“[P]olitical success on television is not,
unfortunately, limited only to those who deserve it. It is a medium which lends
itself to manipulation, exploitation and gimmicks. It can be abused by
demagogs, by appeals to emotion and prejudice and ignorance.”— John F. Kennedy,
“A Force That Has Changed the Political Scene,” TV Guide, Nov. 14, 1959
No politician, in the first couple of decades after
the arrival of television, benefited from the new medium anywhere near as much
as John F. Kennedy. He was its master as surely as Franklin Roosevelt fully
exploited the mass communication possibilities of radio. His good looks and
self-confidence on camera helped offset any advantages in experience that Vice
President Richard Nixon might have enjoyed in their broadcast debates, and his
witty exchanges with reporters at press conferences solidified his reputation
for charisma.
In this context, it was fascinating for me to read
his ambivalent reflections on the mass medium a year before his election to the
Presidency. On the one hand, he grasped, well before many of the political
professionals of his time, that old-time orators like William Jennings Bryan
would not thrive in the much more “cool” environment of TV. He had thoroughly
absorbed the lessons unconsciously taught by fellow Senator Joseph McCarthy,
whose anti-Communist crusade began to wither as soon as television cameras
pitilessly exposed his brow-beating of witnesses before his committee.

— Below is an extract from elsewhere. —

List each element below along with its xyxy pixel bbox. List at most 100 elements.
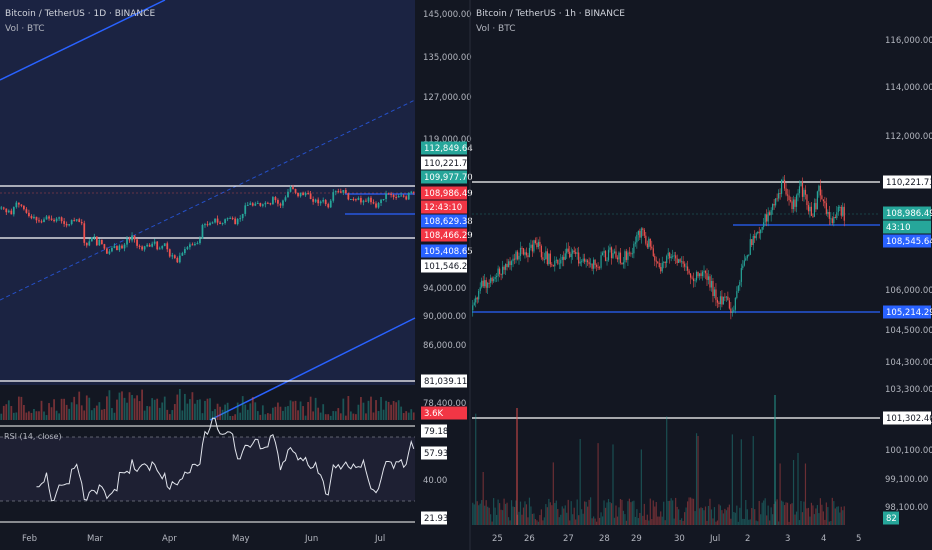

On the other hand, he clearly remained troubled by
the possibility of some new dark figure—in the words of William Butler Yeats,
some “rough beast, its hour come at last.” Even as he praised television’s
capacity to block party bosses from hand-picking “an unknown, unappealing or
unpopular [nominee] in the traditional ‘smoke-filled room,’" he realized, as the above quote indicates, that television could be
manipulated as well as mastered.
JFK cited the presence of
public-relations professionals and the high cost of commercials as key dangers.
But he never foresaw the rise of a reality-show TV businessman entering living
rooms week after week, nor the deadened shock that viewers would experience
when, day after day, that same vulgarian would ride roughshod over intrinsic codes of civility that politicians had long abided by. Nor could he imagine that anyone outside the realms of politics or the military could attain the most powerful office in the world, responsible for what he would call, in his inaugural address, "defending freedom in its hour of maximum danger."

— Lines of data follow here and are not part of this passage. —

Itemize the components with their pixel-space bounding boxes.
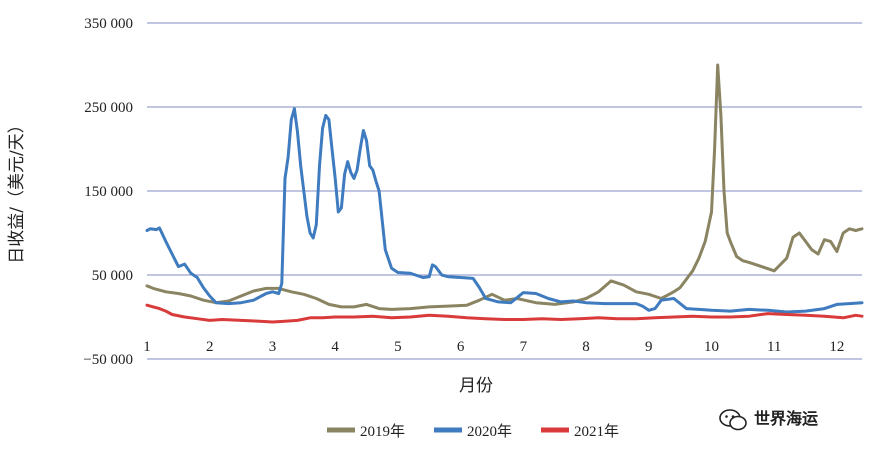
x-tick-label: 4 [331, 339, 339, 355]
y-tick-label: 50 000 [92, 268, 133, 284]
y-axis: −50 000 50 000 150 000 250 000 350 000 [83, 16, 133, 368]
wechat-icon [719, 409, 747, 431]
x-tick-label: 12 [829, 339, 844, 355]
series-line-2 [145, 303, 864, 324]
x-tick-label: 3 [269, 339, 277, 355]
series-line-1 [145, 107, 864, 314]
x-tick-label: 2 [206, 339, 214, 355]
legend-label: 2020年 [467, 423, 512, 440]
series-line-0 [145, 63, 864, 311]
x-tick-label: 1 [143, 339, 151, 355]
x-axis-title: 月份 [459, 376, 493, 396]
x-tick-label: 11 [767, 339, 781, 355]
legend-label: 2021年 [574, 423, 619, 440]
x-tick-label: 10 [704, 339, 719, 355]
y-tick-label: 150 000 [84, 184, 133, 200]
x-tick-label: 8 [582, 339, 590, 355]
grid [147, 22, 862, 360]
y-tick-label: 350 000 [84, 16, 133, 32]
x-tick-label: 5 [394, 339, 402, 355]
series-lines [145, 63, 864, 324]
x-tick-label: 9 [645, 339, 653, 355]
x-tick-label: 7 [520, 339, 528, 355]
y-tick-label: 250 000 [84, 100, 133, 116]
y-axis-title: 日收益/（美元/天） [7, 116, 27, 263]
legend-label: 2019年 [360, 423, 405, 440]
x-tick-label: 6 [457, 339, 465, 355]
y-tick-label: −50 000 [83, 352, 133, 368]
watermark-text: 世界海运 [754, 409, 818, 428]
x-axis: 1 2 3 4 5 6 7 8 9 10 11 12 [143, 339, 844, 355]
watermark: 世界海运 [719, 409, 818, 431]
legend: 2019年 2020年 2021年 [327, 423, 619, 440]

JFK thought he was seeing the twilight of “the slick
or bombastic orator, pounding the table and ringing the rafters.” In fact, the
victory of Donald Trump indicates that, using new methods in the same old
medium, such a demagogue is more empowered than ever before. Adlai Stevenson
termed Richard Nixon “McCarthy with a white collar.” Trump can be thought of as
McCarthy with a billion dollars in the bank and no scruples about supplying a 24-hour news cycle that
requires something new—and outrageous—to fill its empty hours.